Yadram Singh's place of execution is clearly described and located by Tom.
All those who attended the execution are as documented by Tom as are some but not all of the members of the court martial (it seemed appropriate to have Griffin there).
Fact and Fiction
Griffin's attempt to convert the Hindu prisoner on the last night of his life is sadly true. My reading of the nature of Yadram Singh's crime is entirely based on the word abuse. There was sexual abuse on the Front - where there are many men without women enduring appalling hardship there is bound to be - but equally this could have been some other perceived form of injustice at the hands of Yadram's Woordi-Major. Tom writes that he was goaded to the limits of endurance.
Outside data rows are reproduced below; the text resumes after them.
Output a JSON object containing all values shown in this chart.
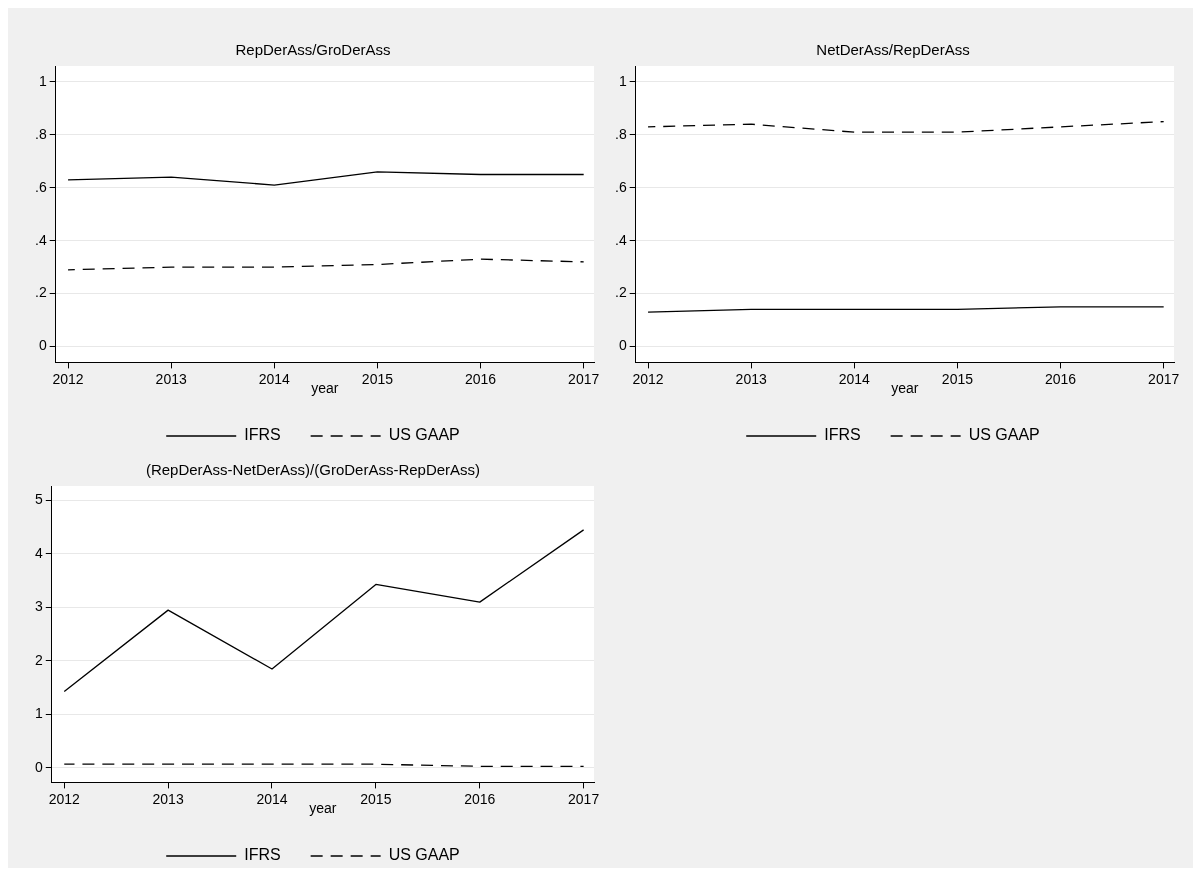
{
  "chart_data": [
    {
      "type": "line",
      "title": "RepDerAss/GroDerAss",
      "xlabel": "year",
      "x": [
        2012,
        2013,
        2014,
        2015,
        2016,
        2017
      ],
      "xlim": [
        2011.88,
        2017.1
      ],
      "xticks": [
        2012,
        2013,
        2014,
        2015,
        2016,
        2017
      ],
      "ylim": [
        -0.06,
        1.06
      ],
      "yticks": [
        0,
        {
          "value": 0.2,
          "label": ".2"
        },
        {
          "value": 0.4,
          "label": ".4"
        },
        {
          "value": 0.6,
          "label": ".6"
        },
        {
          "value": 0.8,
          "label": ".8"
        },
        1
      ],
      "grid": "y",
      "legend": "bottom",
      "marker": "none",
      "series": [
        {
          "name": "IFRS",
          "color": "#000000",
          "line_style": "solid",
          "values": [
            0.63,
            0.64,
            0.61,
            0.66,
            0.65,
            0.65
          ]
        },
        {
          "name": "US GAAP",
          "color": "#000000",
          "line_style": "dashed",
          "values": [
            0.29,
            0.3,
            0.3,
            0.31,
            0.33,
            0.32
          ]
        }
      ]
    },
    {
      "type": "line",
      "title": "NetDerAss/RepDerAss",
      "xlabel": "year",
      "x": [
        2012,
        2013,
        2014,
        2015,
        2016,
        2017
      ],
      "xlim": [
        2011.88,
        2017.1
      ],
      "xticks": [
        2012,
        2013,
        2014,
        2015,
        2016,
        2017
      ],
      "ylim": [
        -0.06,
        1.06
      ],
      "yticks": [
        0,
        {
          "value": 0.2,
          "label": ".2"
        },
        {
          "value": 0.4,
          "label": ".4"
        },
        {
          "value": 0.6,
          "label": ".6"
        },
        {
          "value": 0.8,
          "label": ".8"
        },
        1
      ],
      "grid": "y",
      "legend": "bottom",
      "marker": "none",
      "series": [
        {
          "name": "IFRS",
          "color": "#000000",
          "line_style": "solid",
          "values": [
            0.13,
            0.14,
            0.14,
            0.14,
            0.15,
            0.15
          ]
        },
        {
          "name": "US GAAP",
          "color": "#000000",
          "line_style": "dashed",
          "values": [
            0.83,
            0.84,
            0.81,
            0.81,
            0.83,
            0.85
          ]
        }
      ]
    },
    {
      "type": "line",
      "title": "(RepDerAss-NetDerAss)/(GroDerAss-RepDerAss)",
      "xlabel": "year",
      "x": [
        2012,
        2013,
        2014,
        2015,
        2016,
        2017
      ],
      "xlim": [
        2011.88,
        2017.1
      ],
      "xticks": [
        2012,
        2013,
        2014,
        2015,
        2016,
        2017
      ],
      "ylim": [
        -0.27,
        5.27
      ],
      "yticks": [
        0,
        1,
        2,
        3,
        4,
        5
      ],
      "grid": "y",
      "legend": "bottom",
      "marker": "none",
      "series": [
        {
          "name": "IFRS",
          "color": "#000000",
          "line_style": "solid",
          "values": [
            1.43,
            2.95,
            1.85,
            3.43,
            3.1,
            4.45
          ]
        },
        {
          "name": "US GAAP",
          "color": "#000000",
          "line_style": "dashed",
          "values": [
            0.07,
            0.07,
            0.07,
            0.07,
            0.03,
            0.03
          ]
        }
      ]
    }
  ]
}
It would have had to have been a terrible act for Yadram to murder his victim, and then, moments before his death, to exhort others to shoot themselves rather than endure what he had had to.
My family went through a period where revisionist historians seemed keen to demonise those responsible for upholding martial law and Tom among them. Certain sections of the diary are held within the Imperial War Museum but fortunately require our consent prior to their use. Tom did his best to carry out his orders in a humane fashion and the consequences of his actions affected him deeply. If he had refused to carry out the order of the court martial, he too would have been liable to trial and execution.